Et je remercie nos soignantes qui font un travail absolument exceptionnel, comme d'ailleurs tous les services de l'Etat, les élus, les bénévoles qui sont mobilisés. C'est également une catastrophe matérielle terrible. Vous l'avez dit, les grands réseaux sont aujourd'hui tombés, l'eau, l'électricité, les réseaux justement de téléphonie. Et puis, beaucoup de nos compatriotes ont perdu leur toit avec des dégâts absolument considérables et des gens qui vivent aujourd'hui dans la très grande précarité. Et puis c'est aussi une catastrophe naturelle, écologique, avec, on le voit, des paysages dévastés, une biodiversité qui est menacée. Tout ça suppose évidemment une réaction forte et immédiate.

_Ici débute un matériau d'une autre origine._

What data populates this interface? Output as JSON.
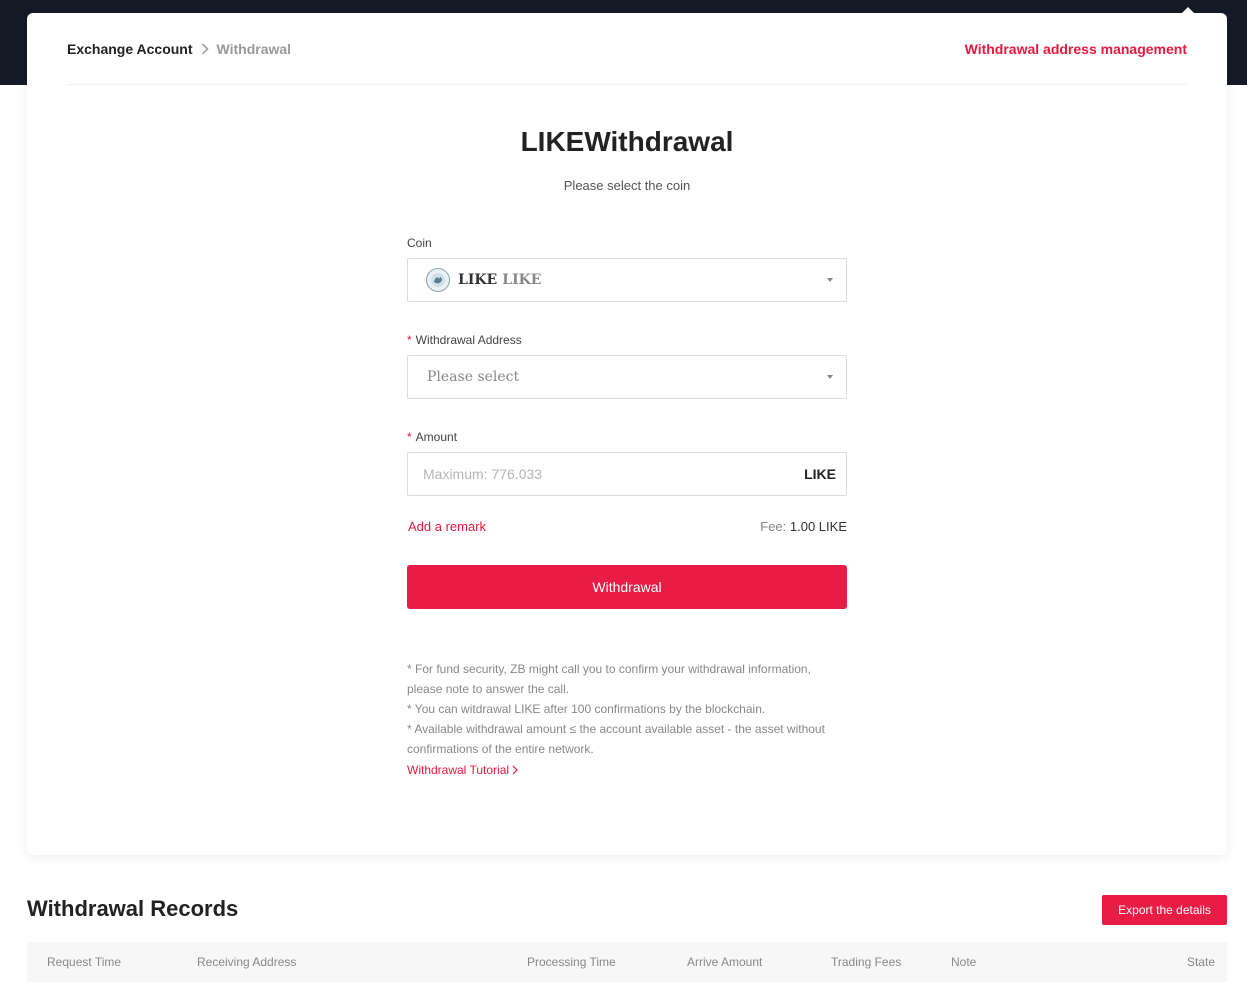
{
  "breadcrumb": {
    "parent": "Exchange Account",
    "current": "Withdrawal"
  },
  "header": {
    "address_management": "Withdrawal address management"
  },
  "title": "LIKEWithdrawal",
  "subtitle": "Please select the coin",
  "form": {
    "coin": {
      "label": "Coin",
      "symbol": "LIKE",
      "name": "LIKE",
      "icon": "like-coin-logo-icon"
    },
    "address": {
      "required": "*",
      "label": "Withdrawal Address",
      "placeholder": "Please select"
    },
    "amount": {
      "required": "*",
      "label": "Amount",
      "placeholder": "Maximum: 776.033",
      "unit": "LIKE"
    },
    "add_remark": "Add a remark",
    "fee_label": "Fee:",
    "fee_value": "1.00 LIKE",
    "submit": "Withdrawal"
  },
  "notes": [
    "* For fund security, ZB might call you to confirm your withdrawal information, please note to answer the call.",
    "* You can witdrawal LIKE after 100 confirmations by the blockchain.",
    "* Available withdrawal amount ≤ the account available asset - the asset without confirmations of the entire network."
  ],
  "tutorial_link": "Withdrawal Tutorial",
  "records": {
    "title": "Withdrawal Records",
    "export": "Export the details",
    "columns": [
      "Request Time",
      "Receiving Address",
      "Processing Time",
      "Arrive Amount",
      "Trading Fees",
      "Note",
      "State"
    ]
  },
  "colors": {
    "accent": "#e8183e",
    "top_band": "#161a26"
  }
}
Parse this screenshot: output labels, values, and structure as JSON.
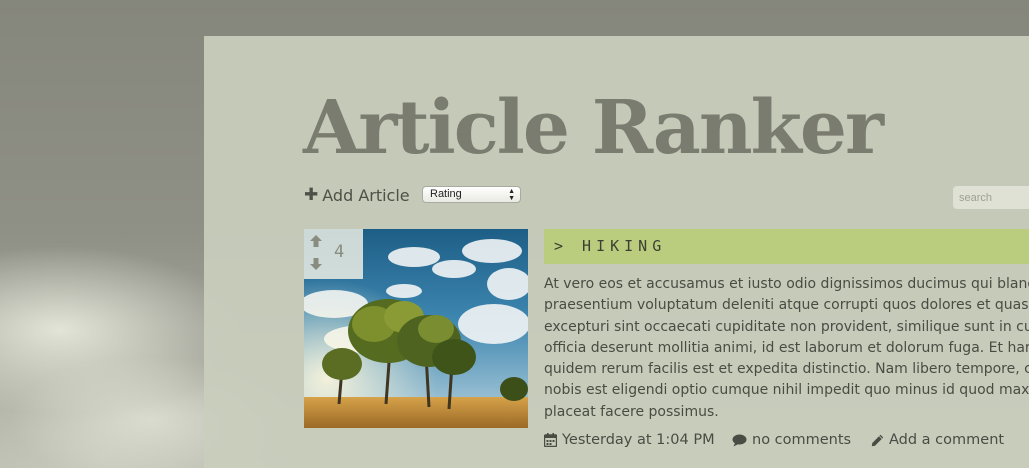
{
  "site": {
    "title": "Article Ranker"
  },
  "toolbar": {
    "add_label": "Add Article",
    "sort_selected": "Rating",
    "search_placeholder": "search"
  },
  "article": {
    "votes": "4",
    "category": "> HIKING",
    "body_lines": [
      "At vero eos et accusamus et iusto odio dignissimos ducimus qui blandi",
      "praesentium voluptatum deleniti atque corrupti quos dolores et quas",
      "excepturi sint occaecati cupiditate non provident, similique sunt in culpa",
      "officia deserunt mollitia animi, id est laborum et dolorum fuga. Et harum",
      "quidem rerum facilis est et expedita distinctio. Nam libero tempore, cum",
      "nobis est eligendi optio cumque nihil impedit quo minus id quod maxime",
      "placeat facere possimus."
    ],
    "date": "Yesterday at 1:04 PM",
    "comments": "no comments",
    "add_comment": "Add a comment"
  },
  "colors": {
    "category_bar": "#bacd7e",
    "panel": "#c9cdbc",
    "title": "#7a7c70"
  },
  "icons": {
    "add": "plus-icon",
    "select": "select-arrows-icon",
    "vote_up": "arrow-up-icon",
    "vote_down": "arrow-down-icon",
    "date": "calendar-icon",
    "comments": "comment-bubble-icon",
    "add_comment": "pencil-icon"
  }
}
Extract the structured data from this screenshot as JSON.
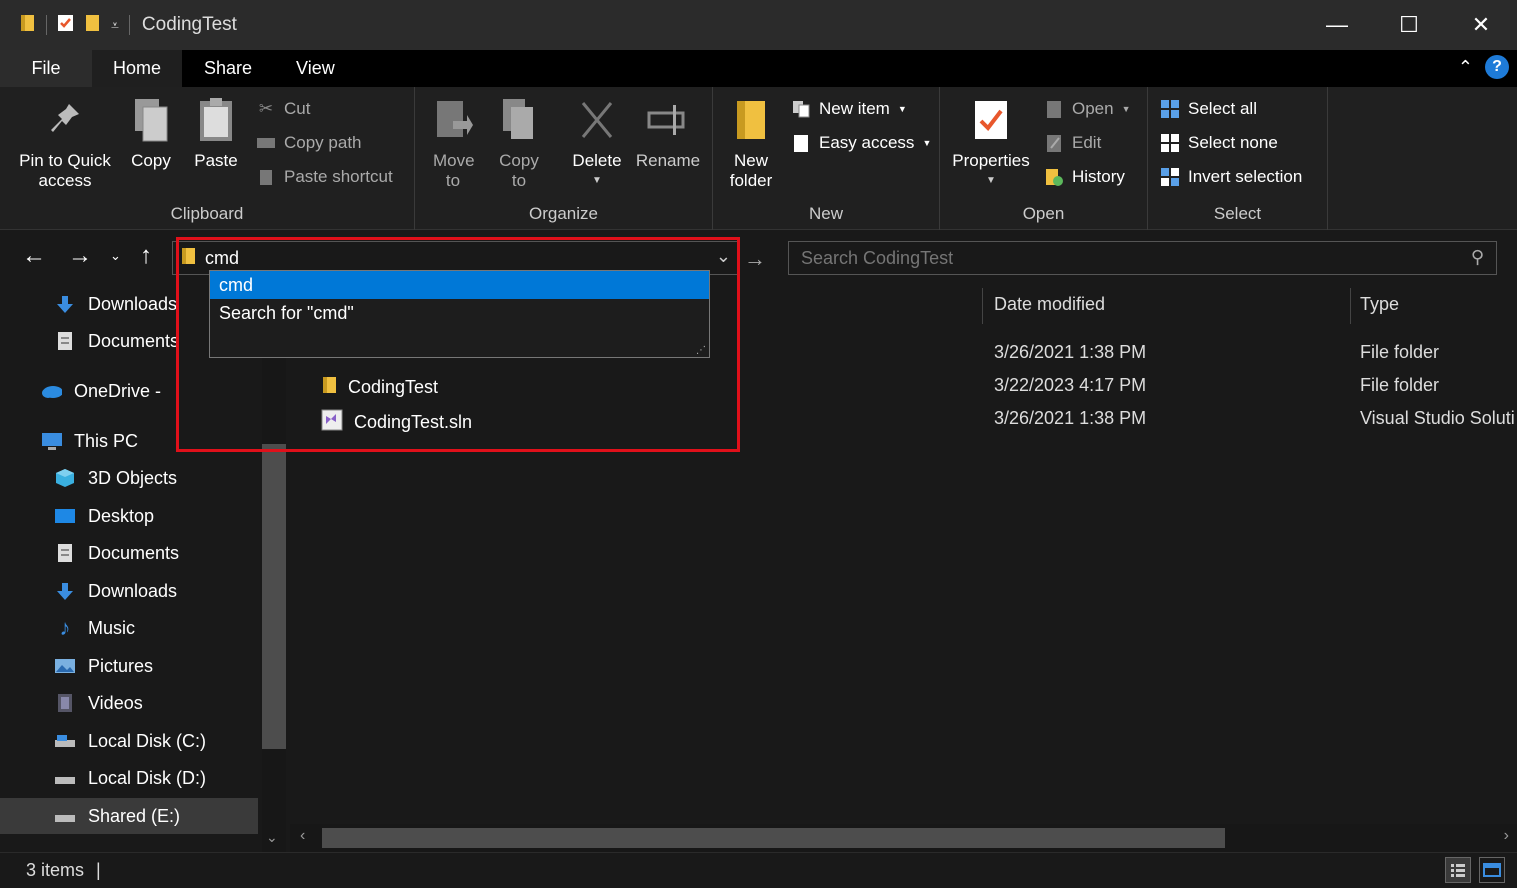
{
  "window": {
    "title": "CodingTest",
    "controls": {
      "minimize": "—",
      "maximize": "☐",
      "close": "✕"
    }
  },
  "ribbon_tabs": [
    "File",
    "Home",
    "Share",
    "View"
  ],
  "ribbon": {
    "clipboard": {
      "label": "Clipboard",
      "pin": "Pin to Quick access",
      "copy": "Copy",
      "paste": "Paste",
      "cut": "Cut",
      "copy_path": "Copy path",
      "paste_shortcut": "Paste shortcut"
    },
    "organize": {
      "label": "Organize",
      "move_to": "Move to",
      "copy_to": "Copy to",
      "delete": "Delete",
      "rename": "Rename"
    },
    "new": {
      "label": "New",
      "new_folder": "New folder",
      "new_item": "New item",
      "easy_access": "Easy access"
    },
    "open": {
      "label": "Open",
      "properties": "Properties",
      "open": "Open",
      "edit": "Edit",
      "history": "History"
    },
    "select": {
      "label": "Select",
      "select_all": "Select all",
      "select_none": "Select none",
      "invert_selection": "Invert selection"
    }
  },
  "address": {
    "value": "cmd",
    "suggestions": [
      "cmd",
      "Search for \"cmd\""
    ]
  },
  "search": {
    "placeholder": "Search CodingTest"
  },
  "sidebar": {
    "items": [
      "Downloads",
      "Documents",
      "OneDrive - ",
      "This PC",
      "3D Objects",
      "Desktop",
      "Documents",
      "Downloads",
      "Music",
      "Pictures",
      "Videos",
      "Local Disk (C:)",
      "Local Disk (D:)",
      "Shared (E:)"
    ]
  },
  "columns": {
    "date": "Date modified",
    "type": "Type"
  },
  "files": [
    {
      "name": "",
      "date": "3/26/2021 1:38 PM",
      "type": "File folder"
    },
    {
      "name": "CodingTest",
      "date": "3/22/2023 4:17 PM",
      "type": "File folder"
    },
    {
      "name": "CodingTest.sln",
      "date": "3/26/2021 1:38 PM",
      "type": "Visual Studio Soluti"
    }
  ],
  "status": {
    "items": "3 items"
  },
  "colors": {
    "accent": "#0078d7",
    "highlight": "#e0101a",
    "folder": "#f0c040"
  }
}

Et je l'ai dit tout au long de ce déplacement ailleurs aux élus, il y a l'urgence qu'on est en train de faire. Il va y avoir la stabilisation parce que pendant des mois, Mayotte ne vivra pas en situation normale. Et il y a rebâtir Mayotte, et ça, c'est le travail que je veux qu'on conduise ensemble pour justement répondre à tous les défis qu'on connaît et qu'on traîne depuis tant d'années. L'immigration clandestine, des habitats indignes, des réseaux qui ne sont pas sécurisés, etc. Alors sur l'urgence, puisque c'est là où vous m'interrogez. D'abord, on est en train aujourd'hui de distribuer au niveau de chaque commune l'eau, les bouteilles d'eau et les aliments.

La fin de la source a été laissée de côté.